Efficacy and Safety of Bimekizumab in Treating Hidradenitis Suppurativa Demonstrated in Phase 3 Trials

The study published in The Lancet revealed that bimekizumab was well tolerated by patients with hidradenitis suppurativa and produced rapid and deep clinically meaningful responses, maintained for up to 48 weeks.

"Data from these two trials support the bimekizumab use for treating patients with moderate-to-severe hidradenitis suppurativa," the researchers wrote.

Hidradenitis suppurativa patients have substantial unmet clinical needs and scarce therapeutic options. Prof Alexa B Kimball, Beth Israel Deaconess Medical Center, Harvard Medical School, Boston, MA, USA, and colleagues aimed to assess the safety and efficacy of bimekizumab, a monoclonal IgG1 antibody that selectively inhibits interleukin (IL)-17F and IL-17A, in patients with moderate-to-severe HS.

BE HEARD I and II were two identically designed, 48-week randomized, placebo-controlled, double-blind, multicentre phase 3 trials. It included patients aged 18 years or older with moderate-to-severe hidradenitis suppurativa. They were randomly assigned 2:2:2:1 to receive subcutaneous bimekizumab 320 mg every two weeks; bimekizumab 320 mg every two weeks to week 16, then every four weeks to week 48; bimekizumab 320 mg every four weeks to week 48; or placebo to week 16, then bimekizumab 320 mg every two weeks.

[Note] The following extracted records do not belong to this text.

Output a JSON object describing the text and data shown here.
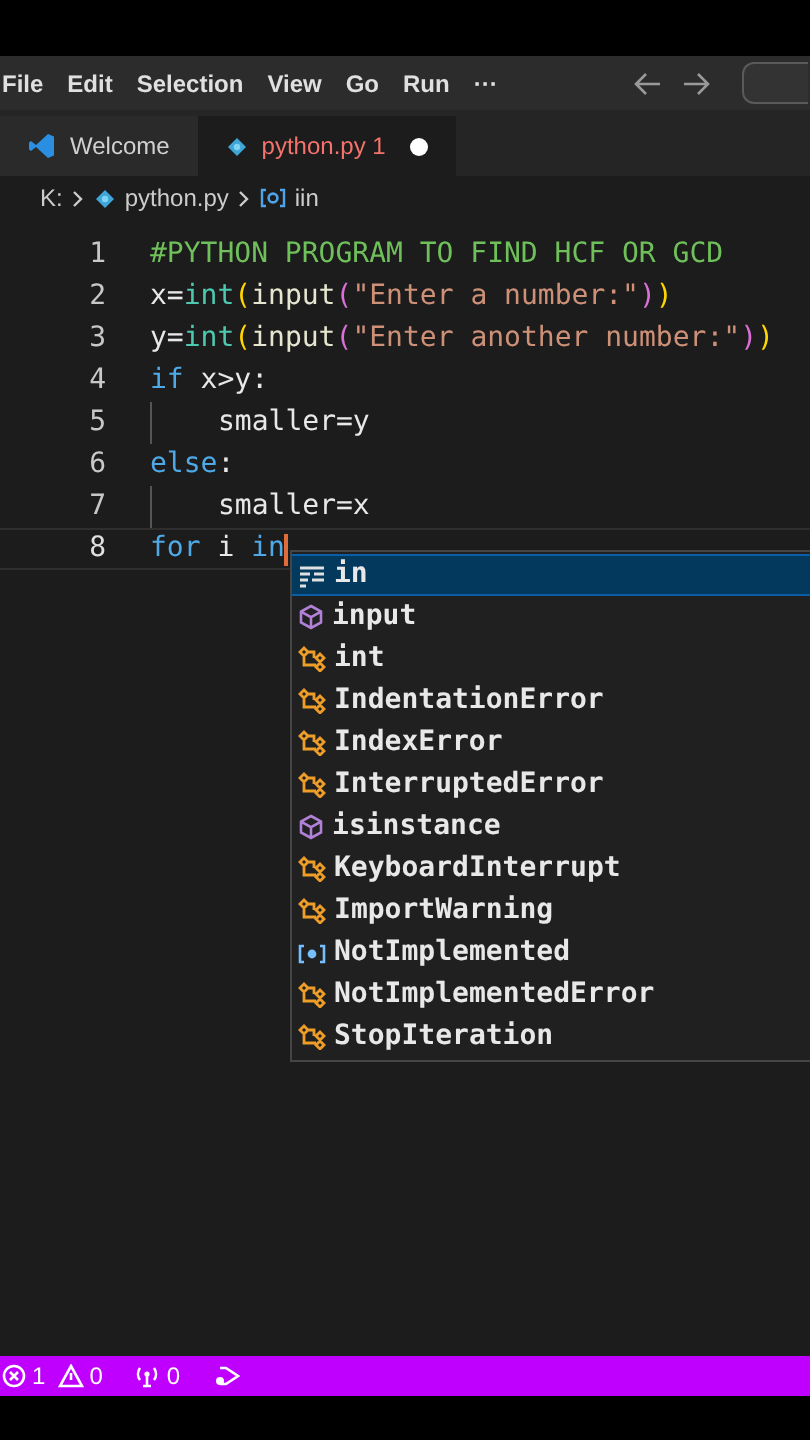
{
  "menu_bar": {
    "items": [
      "File",
      "Edit",
      "Selection",
      "View",
      "Go",
      "Run",
      "···"
    ]
  },
  "tabs": [
    {
      "label": "Welcome",
      "kind": "welcome",
      "selected": false,
      "dirty": false
    },
    {
      "label": "python.py 1",
      "kind": "python",
      "selected": true,
      "dirty": true
    }
  ],
  "breadcrumb": [
    {
      "label": "K:",
      "kind": "folder"
    },
    {
      "label": "python.py",
      "kind": "python"
    },
    {
      "label": "iin",
      "kind": "variable"
    }
  ],
  "code_lines": [
    {
      "number": "1",
      "indent": false,
      "tokens": [
        {
          "text": "#PYTHON PROGRAM TO FIND HCF OR GCD",
          "kind": "comment"
        }
      ]
    },
    {
      "number": "2",
      "indent": false,
      "tokens": [
        {
          "text": "x=",
          "kind": "plain"
        },
        {
          "text": "int",
          "kind": "builtin"
        },
        {
          "text": "(",
          "kind": "bracket1"
        },
        {
          "text": "input",
          "kind": "function"
        },
        {
          "text": "(",
          "kind": "bracket2"
        },
        {
          "text": "\"Enter a number:\"",
          "kind": "string"
        },
        {
          "text": ")",
          "kind": "bracket2"
        },
        {
          "text": ")",
          "kind": "bracket1"
        }
      ]
    },
    {
      "number": "3",
      "indent": false,
      "tokens": [
        {
          "text": "y=",
          "kind": "plain"
        },
        {
          "text": "int",
          "kind": "builtin"
        },
        {
          "text": "(",
          "kind": "bracket1"
        },
        {
          "text": "input",
          "kind": "function"
        },
        {
          "text": "(",
          "kind": "bracket2"
        },
        {
          "text": "\"Enter another number:\"",
          "kind": "string"
        },
        {
          "text": ")",
          "kind": "bracket2"
        },
        {
          "text": ")",
          "kind": "bracket1"
        }
      ]
    },
    {
      "number": "4",
      "indent": false,
      "tokens": [
        {
          "text": "if",
          "kind": "keyword"
        },
        {
          "text": " x>y:",
          "kind": "plain"
        }
      ]
    },
    {
      "number": "5",
      "indent": true,
      "tokens": [
        {
          "text": "smaller=y",
          "kind": "plain"
        }
      ]
    },
    {
      "number": "6",
      "indent": false,
      "tokens": [
        {
          "text": "else",
          "kind": "keyword"
        },
        {
          "text": ":",
          "kind": "plain"
        }
      ]
    },
    {
      "number": "7",
      "indent": true,
      "tokens": [
        {
          "text": "smaller=x",
          "kind": "plain"
        }
      ]
    },
    {
      "number": "8",
      "indent": false,
      "current": true,
      "tokens": [
        {
          "text": "for",
          "kind": "keyword"
        },
        {
          "text": " i ",
          "kind": "plain"
        },
        {
          "text": "in",
          "kind": "keyword"
        }
      ]
    }
  ],
  "suggestions": [
    {
      "label": "**in**",
      "kind": "keyword",
      "selected": true
    },
    {
      "label": "**in**put",
      "kind": "function",
      "selected": false
    },
    {
      "label": "**in**t",
      "kind": "class",
      "selected": false
    },
    {
      "label": "**In**dentationError",
      "kind": "class",
      "selected": false
    },
    {
      "label": "**In**dexError",
      "kind": "class",
      "selected": false
    },
    {
      "label": "**In**terruptedError",
      "kind": "class",
      "selected": false
    },
    {
      "label": "**i**s**in**stance",
      "kind": "function",
      "selected": false
    },
    {
      "label": "Keyboard**In**terrupt",
      "kind": "class",
      "selected": false
    },
    {
      "label": "**I**mportWar**n**ing",
      "kind": "class",
      "selected": false
    },
    {
      "label": "Not**I**mpleme**n**ted",
      "kind": "variable",
      "selected": false
    },
    {
      "label": "Not**I**mpleme**n**tedError",
      "kind": "class",
      "selected": false
    },
    {
      "label": "Stop**I**teratio**n**",
      "kind": "class",
      "selected": false
    }
  ],
  "status_bar": {
    "errors": "1",
    "warnings": "0",
    "ports": "0"
  }
}
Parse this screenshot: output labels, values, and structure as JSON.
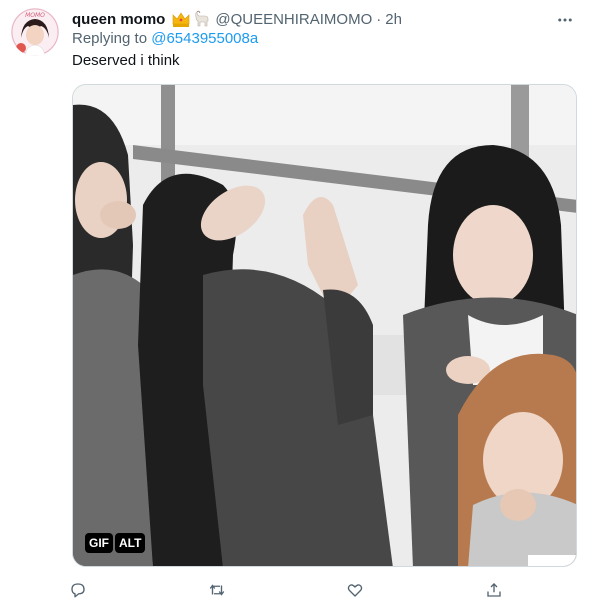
{
  "tweet": {
    "display_name": "queen momo",
    "name_emojis": [
      "crown-emoji",
      "goat-emoji"
    ],
    "handle": "@QUEENHIRAIMOMO",
    "separator": "·",
    "time": "2h",
    "reply_prefix": "Replying to",
    "reply_to": "@6543955008a",
    "text": "Deserved i think",
    "avatar_label": "MOMO",
    "media": {
      "type": "gif",
      "badges": [
        "GIF",
        "ALT"
      ]
    },
    "actions": [
      "reply-icon",
      "retweet-icon",
      "like-icon",
      "share-icon"
    ]
  },
  "colors": {
    "text": "#0f1419",
    "secondary": "#536471",
    "link": "#1d9bf0",
    "border": "#cfd9de"
  }
}
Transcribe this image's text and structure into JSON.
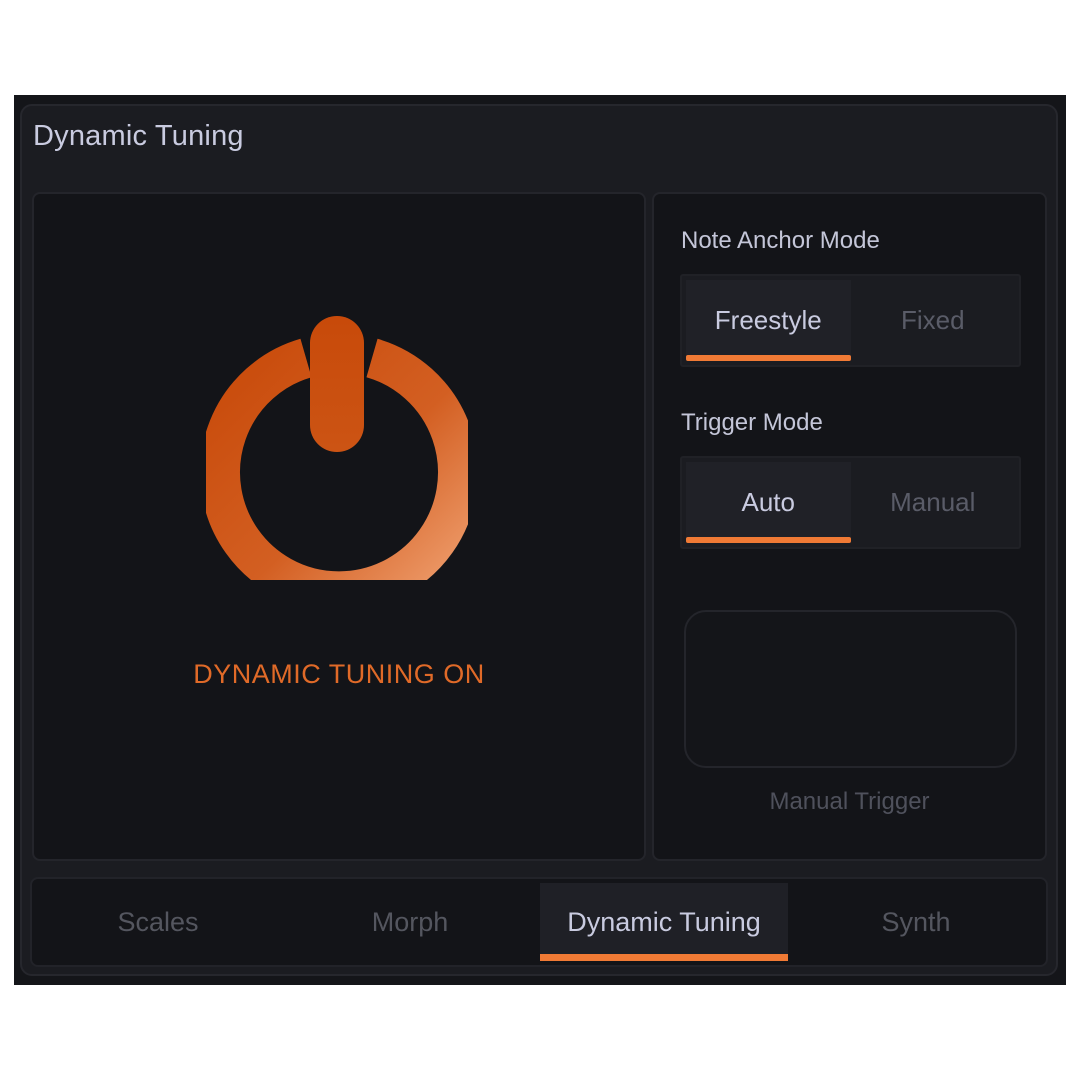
{
  "panel": {
    "title": "Dynamic Tuning"
  },
  "power": {
    "status": "DYNAMIC TUNING ON",
    "on": true,
    "accent": "#e06a28"
  },
  "note_anchor": {
    "label": "Note Anchor Mode",
    "options": [
      "Freestyle",
      "Fixed"
    ],
    "selected": "Freestyle"
  },
  "trigger_mode": {
    "label": "Trigger Mode",
    "options": [
      "Auto",
      "Manual"
    ],
    "selected": "Auto"
  },
  "manual_trigger": {
    "label": "Manual Trigger"
  },
  "tabs": {
    "items": [
      "Scales",
      "Morph",
      "Dynamic Tuning",
      "Synth"
    ],
    "selected": "Dynamic Tuning"
  },
  "colors": {
    "accent": "#f07a35",
    "background": "#141519",
    "text_primary": "#c9cbe0",
    "text_muted": "#54565f"
  },
  "icons": {
    "power": "power-icon"
  }
}
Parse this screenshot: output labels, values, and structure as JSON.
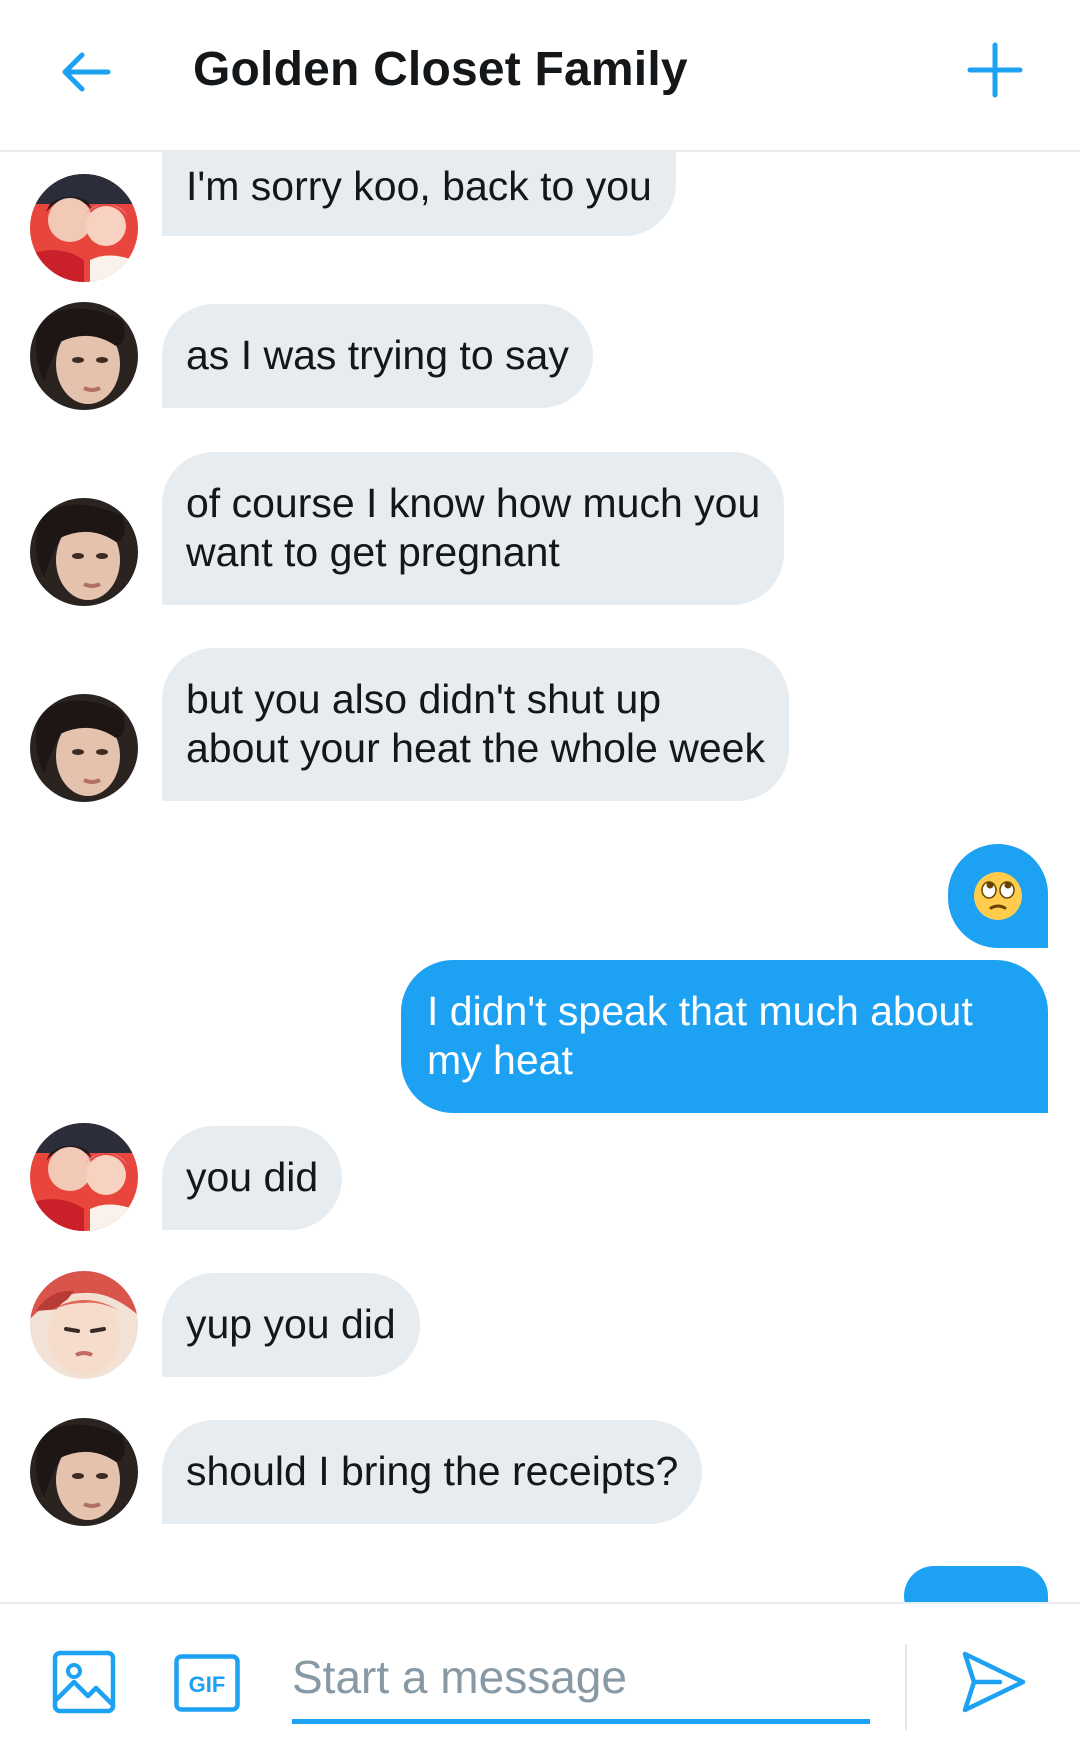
{
  "header": {
    "title": "Golden Closet Family",
    "back_icon": "arrow-left-icon",
    "add_icon": "plus-icon",
    "accent_color": "#1da1f2"
  },
  "messages": [
    {
      "direction": "incoming",
      "sender_avatar": "avatar-couple-red",
      "lines": [
        "I'm sorry koo, back to you"
      ]
    },
    {
      "direction": "incoming",
      "sender_avatar": "avatar-dark-hair",
      "lines": [
        "as I was trying to say"
      ]
    },
    {
      "direction": "incoming",
      "sender_avatar": "avatar-dark-hair",
      "lines": [
        "of course I know how much you",
        "want to get pregnant"
      ]
    },
    {
      "direction": "incoming",
      "sender_avatar": "avatar-dark-hair",
      "lines": [
        "but you also didn't shut up",
        "about your heat the whole week"
      ]
    },
    {
      "direction": "outgoing",
      "emoji": "face-with-rolling-eyes-icon"
    },
    {
      "direction": "outgoing",
      "lines": [
        "I didn't speak that much about",
        "my heat"
      ]
    },
    {
      "direction": "incoming",
      "sender_avatar": "avatar-couple-red",
      "lines": [
        "you did"
      ]
    },
    {
      "direction": "incoming",
      "sender_avatar": "avatar-red-hair",
      "lines": [
        "yup you did"
      ]
    },
    {
      "direction": "incoming",
      "sender_avatar": "avatar-dark-hair",
      "lines": [
        "should I bring the receipts?"
      ]
    }
  ],
  "composer": {
    "placeholder": "Start a message",
    "value": "",
    "media_icon": "image-icon",
    "gif_label": "GIF",
    "send_icon": "send-icon"
  },
  "colors": {
    "incoming_bubble": "#e6ecf0",
    "outgoing_bubble": "#1da1f2",
    "text": "#14171a",
    "placeholder": "#8899a6"
  }
}
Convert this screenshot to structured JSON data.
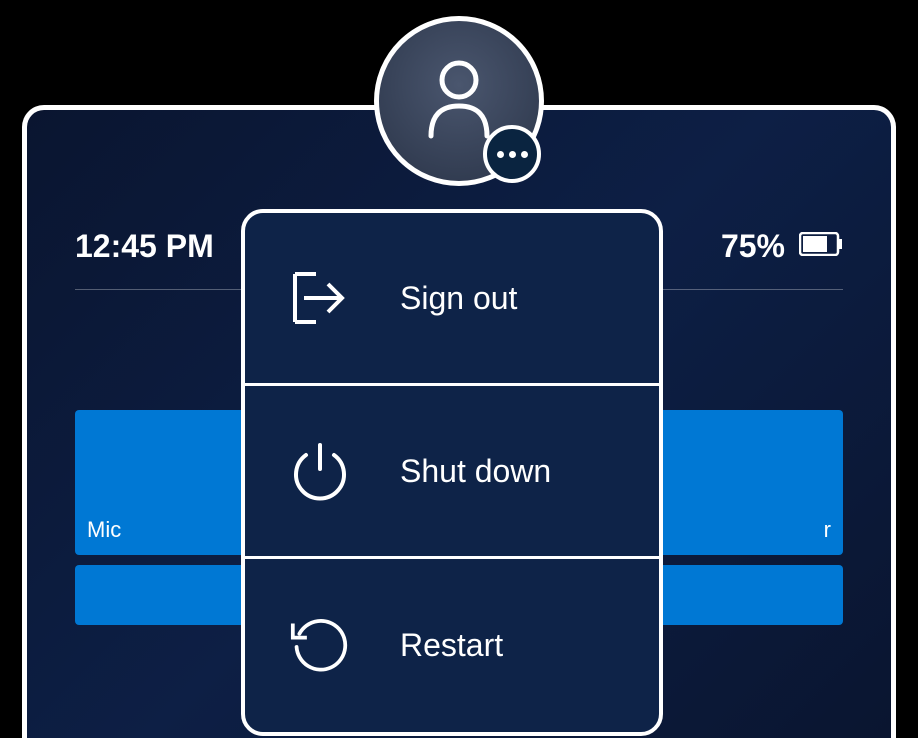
{
  "status": {
    "time": "12:45 PM",
    "battery_percent": "75%"
  },
  "menu": {
    "sign_out_label": "Sign out",
    "shut_down_label": "Shut down",
    "restart_label": "Restart"
  },
  "tiles": {
    "label_left": "Mic",
    "label_right": "r"
  }
}
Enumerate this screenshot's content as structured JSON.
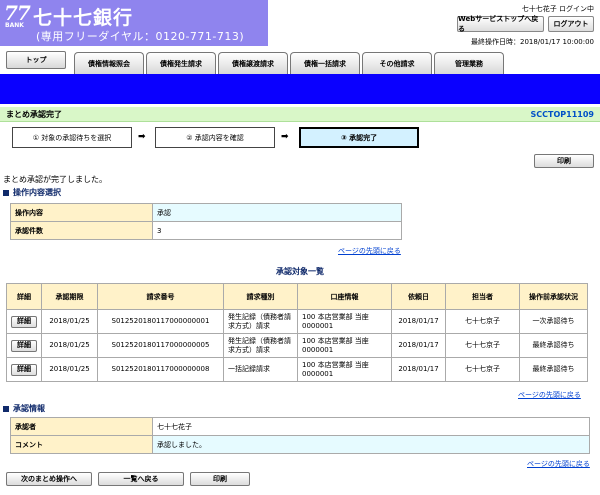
{
  "header": {
    "logo_number": "77",
    "logo_sub": "BANK",
    "bank_name": "七十七銀行",
    "phone": "(専用フリーダイヤル：0120-771-713)",
    "user_info": "七十七花子 ログイン中",
    "web_services_button": "Webサービストップへ戻る",
    "logout_button": "ログアウト",
    "last_operation": "最終操作日時：2018/01/17 10:00:00"
  },
  "nav": {
    "home": "トップ",
    "tabs": [
      "債権情報照会",
      "債権発生請求",
      "債権譲渡請求",
      "債権一括請求",
      "その他請求",
      "管理業務"
    ]
  },
  "title_bar": {
    "title": "まとめ承認完了",
    "screen_id": "SCCTOP11109"
  },
  "steps": [
    {
      "label": "① 対象の承認待ちを選択"
    },
    {
      "label": "② 承認内容を確認"
    },
    {
      "label": "③ 承認完了"
    }
  ],
  "step_arrow": "➡",
  "print_button": "印刷",
  "message": "まとめ承認が完了しました。",
  "operation": {
    "heading": "操作内容選択",
    "rows": [
      {
        "label": "操作内容",
        "value": "承認"
      },
      {
        "label": "承認件数",
        "value": "3"
      }
    ],
    "top_link": "ページの先頭に戻る"
  },
  "list": {
    "title": "承認対象一覧",
    "headers": [
      "詳細",
      "承認期限",
      "請求番号",
      "請求種別",
      "口座情報",
      "依頼日",
      "担当者",
      "操作前承認状況"
    ],
    "detail_label": "詳細",
    "rows": [
      {
        "deadline": "2018/01/25",
        "request_no": "S012520180117000000001",
        "type": "発生記録（債務者請求方式）請求",
        "account": "100 本店営業部 当座 0000001",
        "date": "2018/01/17",
        "person": "七十七京子",
        "status": "一次承認待ち"
      },
      {
        "deadline": "2018/01/25",
        "request_no": "S012520180117000000005",
        "type": "発生記録（債務者請求方式）請求",
        "account": "100 本店営業部 当座 0000001",
        "date": "2018/01/17",
        "person": "七十七京子",
        "status": "最終承認待ち"
      },
      {
        "deadline": "2018/01/25",
        "request_no": "S012520180117000000008",
        "type": "一括記録請求",
        "account": "100 本店営業部 当座 0000001",
        "date": "2018/01/17",
        "person": "七十七京子",
        "status": "最終承認待ち"
      }
    ],
    "top_link": "ページの先頭に戻る"
  },
  "approval": {
    "heading": "承認情報",
    "rows": [
      {
        "label": "承認者",
        "value": "七十七花子"
      },
      {
        "label": "コメント",
        "value": "承認しました。"
      }
    ],
    "top_link": "ページの先頭に戻る"
  },
  "footer": {
    "next_button": "次のまとめ操作へ",
    "back_button": "一覧へ戻る",
    "print_button": "印刷"
  }
}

The primary outcome was an HS clinical response of at least 50%, defined as a reduction in total abscess and inflammatory nodule count of at least 50% from baseline with no rise in abscess or draining tunnel count (HiSCR50) at week 16. Efficacy analyses included all randomly assigned study patients (intention-to-treat population). Safety analyses included patients who received at least one full or partial dose of study treatment in the safety set and bimekizumab in the active medication set.

The researchers reported the following findings:

· Patients for BE HEARD I were recruited from 2020 to 2021, and 505 patients were enrolled and randomly assigned. Patients for BE HEARD II were recruited from 2020 to 2021, and 509 patients were enrolled and randomly assigned.

· The primary outcome at week 16 was met in the group who received bimekizumab every two weeks using modified non-responder imputation; higher responder rates were observed with bimekizumab versus placebo in both trials: 48% of 289 patients versus 29% of 72 patients in BE HEARD I (odds ratio [OR] 2·23) and 52% of 291 patients versus 32% of 74 patients in BE HEARD II (2·29).

· In BE HEARD II, HiSCR50 was also met in the group administered bimekizumab every four weeks (54% of 144 vs 32% of 74 with placebo; 2·42).

· Responses were maintained or increased to week 48. Serious treatment-emergent adverse events were in 8% of patients in BE HEARD I and 5% of patients in BE HEARD II treated with bimekizumab over 48 weeks.

· The most frequently reported treatment-emergent adverse events to week 48 were hidradenitis in both trials, coronavirus infection and diarrhea in BE HEARD I, and oral candidiasis and headache in BE HEARD II.

· Across the two trials, there was one death due to congestive heart failure in a patient with substantial cardiovascular history treated with bimekizumab every two weeks in BE HEARD I (considered unrelated to bimekizumab treatment by the investigator).

· No new safety signals were observed.

The results of BE HEARD I and BE HEARD II trials have been submitted to regulatory authorities for review, with hopes that bimekizumab soon become available as a treatment option for HS.

Reference:

Kimball AB, Jemec GBE, Sayed CJ, Kirby JS, Prens E, Ingram JR, Garg A, Gottlieb AB, Szepietowski JC, Bechara FG, Giamarellos-Bourboulis EJ, Fujita H, Rolleri R, Joshi P, Dokhe P, Muller E, Peterson L, Madden C, Bari M, Zouboulis CC. Efficacy and safety of bimekizumab in patients with moderate-to-severe hidradenitis suppurativa (BE HEARD I and BE HEARD II): two 48-week, randomised, double-blind, placebo-controlled, multicentre phase 3 trials. Lancet. 2024 May 22:S0140-6736(24)00101-6. doi: 10.1016/S0140-6736(24)00101-6. Epub ahead of print. PMID: 38795716.